Мы знали, что сил и средств у нашей армии было достаточно, чтобы отразить любой удар врага. Но на войне, как известно, возможны всякие неожиданности. А потому все мы [114] тревожились за судьбу своих войск, сражавшихся на Курской дуге...
Дивизия Чучева в соответствии с планами 8-й воздушной армии продолжала активно действовать в Донбассе, нанося бомбовые удары по железнодорожным узлам, двигавшимся эшелонам, по переправам и аэродромам противника.
Наш 10-й гвардейский авиаполк продолжал наносить групповые удары по заданным целям в районах Сталино, Харцызск, Иловайская, Кутейниково, Волноваха, Горловка, Запорожье, Пологи, Таганрог. При этом мы нередко действовали не только днем, но и ночью. Так, например, в течение двух ночей мы непрерывно бомбили железнодорожный узел Горловка, через который гитлеровцы в разных направлениях перебрасывали резервы.
В перерывах между вылетами экипажи спали вповалку на земле, сбившись в кружок. Мы так уставали, летая почти без передышки днем и ночью, что перестали реагировать даже на взрывы бомб. Но стоило только технику подойти к своему летчику и сказать: «Самолет готов к вылету!» как командир тут же вскакивал, расталкивал штурмана и радиста, и через пять-шесть минут все находились уже в воздухе.
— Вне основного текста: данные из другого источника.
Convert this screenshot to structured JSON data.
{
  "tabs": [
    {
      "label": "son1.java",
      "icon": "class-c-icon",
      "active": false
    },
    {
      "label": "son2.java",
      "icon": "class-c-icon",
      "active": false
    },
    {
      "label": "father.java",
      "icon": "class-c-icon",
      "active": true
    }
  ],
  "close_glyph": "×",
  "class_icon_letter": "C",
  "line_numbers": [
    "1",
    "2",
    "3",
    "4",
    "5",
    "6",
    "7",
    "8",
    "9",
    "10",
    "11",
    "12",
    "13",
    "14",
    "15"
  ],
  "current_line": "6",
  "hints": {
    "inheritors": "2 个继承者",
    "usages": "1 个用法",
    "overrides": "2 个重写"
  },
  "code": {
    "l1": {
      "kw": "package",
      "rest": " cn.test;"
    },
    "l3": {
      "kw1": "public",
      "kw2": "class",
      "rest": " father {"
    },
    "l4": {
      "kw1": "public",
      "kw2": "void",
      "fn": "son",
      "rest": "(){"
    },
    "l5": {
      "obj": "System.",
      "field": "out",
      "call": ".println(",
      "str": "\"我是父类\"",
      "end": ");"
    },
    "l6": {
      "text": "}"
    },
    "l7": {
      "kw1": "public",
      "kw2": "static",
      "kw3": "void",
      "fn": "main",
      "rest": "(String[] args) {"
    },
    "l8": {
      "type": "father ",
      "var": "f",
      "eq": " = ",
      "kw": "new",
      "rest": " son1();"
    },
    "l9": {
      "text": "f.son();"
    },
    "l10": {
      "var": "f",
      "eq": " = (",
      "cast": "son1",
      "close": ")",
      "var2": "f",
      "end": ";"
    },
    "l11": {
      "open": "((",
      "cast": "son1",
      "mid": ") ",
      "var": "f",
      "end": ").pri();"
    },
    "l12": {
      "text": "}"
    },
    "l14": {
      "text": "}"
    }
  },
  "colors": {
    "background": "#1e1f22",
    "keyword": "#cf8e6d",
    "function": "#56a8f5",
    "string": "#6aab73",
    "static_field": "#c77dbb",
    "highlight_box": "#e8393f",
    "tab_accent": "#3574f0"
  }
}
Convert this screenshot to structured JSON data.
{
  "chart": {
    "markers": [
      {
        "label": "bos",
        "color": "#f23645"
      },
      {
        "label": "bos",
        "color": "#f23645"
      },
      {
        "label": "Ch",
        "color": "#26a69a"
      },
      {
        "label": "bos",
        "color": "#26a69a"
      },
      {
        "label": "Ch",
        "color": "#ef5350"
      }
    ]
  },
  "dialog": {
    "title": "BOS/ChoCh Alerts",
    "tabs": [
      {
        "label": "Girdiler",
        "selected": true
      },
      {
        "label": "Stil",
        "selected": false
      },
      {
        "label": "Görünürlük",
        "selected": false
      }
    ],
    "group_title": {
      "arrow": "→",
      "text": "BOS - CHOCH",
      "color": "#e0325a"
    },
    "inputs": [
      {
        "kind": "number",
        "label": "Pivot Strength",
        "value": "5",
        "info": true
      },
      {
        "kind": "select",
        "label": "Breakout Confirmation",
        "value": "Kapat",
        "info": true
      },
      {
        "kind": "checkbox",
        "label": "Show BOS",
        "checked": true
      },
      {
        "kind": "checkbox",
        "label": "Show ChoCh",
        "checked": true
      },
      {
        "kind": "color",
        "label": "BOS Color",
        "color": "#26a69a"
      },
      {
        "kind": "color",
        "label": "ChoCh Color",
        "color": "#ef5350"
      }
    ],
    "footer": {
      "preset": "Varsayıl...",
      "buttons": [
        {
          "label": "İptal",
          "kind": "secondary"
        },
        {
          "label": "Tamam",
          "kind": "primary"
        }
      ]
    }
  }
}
Так было и в ту ночь, о которой хочу рассказать. Находясь в полусне, я интуитивно чувствовал, что самолет еще не подготовлен к вылету, что вставать пока рано, но кто-то упорно тормошил меня.
Вас вызывает командир дивизии, доложил дежурный по полетам.
На КП я увидел полковника Чучева, Горшунова, Козявина, штурмана полка Ильяшенко и начальника связи лейтенанта Лазуренко. Доложил комдиву о своем прибытии.
Слетаем с тобой на станцию Горловка. Хочу посмотреть, как вы ее обработали.
В паре? спросил я, еще как следует не проснувшись.
Кто-то засмеялся.
Нет, я полечу в кабине стрелка-радиста, ответил Чучев.
Аэродром готов выпустить вас, заверил Горшунов. Экипаж Бочина пойдет первым и осветит цель, а вы, Ефремов, просмотрите с командиром дивизии, что делается на узле Горловка, и потом отбомбитесь.
Взлетели, когда только начало светать. Западная сторона небосклона тонула в густой дымке. Не видно было ни [115] горизонта, ни земли. Самолет словно плыл в молоке. Штурман Ильяшенко несколько раз вносил поправки в курс.
Парадокс какой-то, ни к кому не обращаясь, произнес он. Рассвет, а видимости никакой.
Смотри влево! передал я, заметив вдалеке цепочку светящих авиабомб.
Мы точно вышли на станцию. Цель была хорошо освещена. Внизу виднелись разрушенное здание вокзала, сожженные перевернутые вагоны, покореженные пути. Кое-где еще горели привокзальные склады. Я сделал пологий вираж над станцией, чтобы дать возможность командиру дивизии осмотреть объект.
На востоке было светло как днем. Уже показался багровый край солнечного диска.
Василий, нужно торопиться, могут напасть истребители, сказал Ильяшенко.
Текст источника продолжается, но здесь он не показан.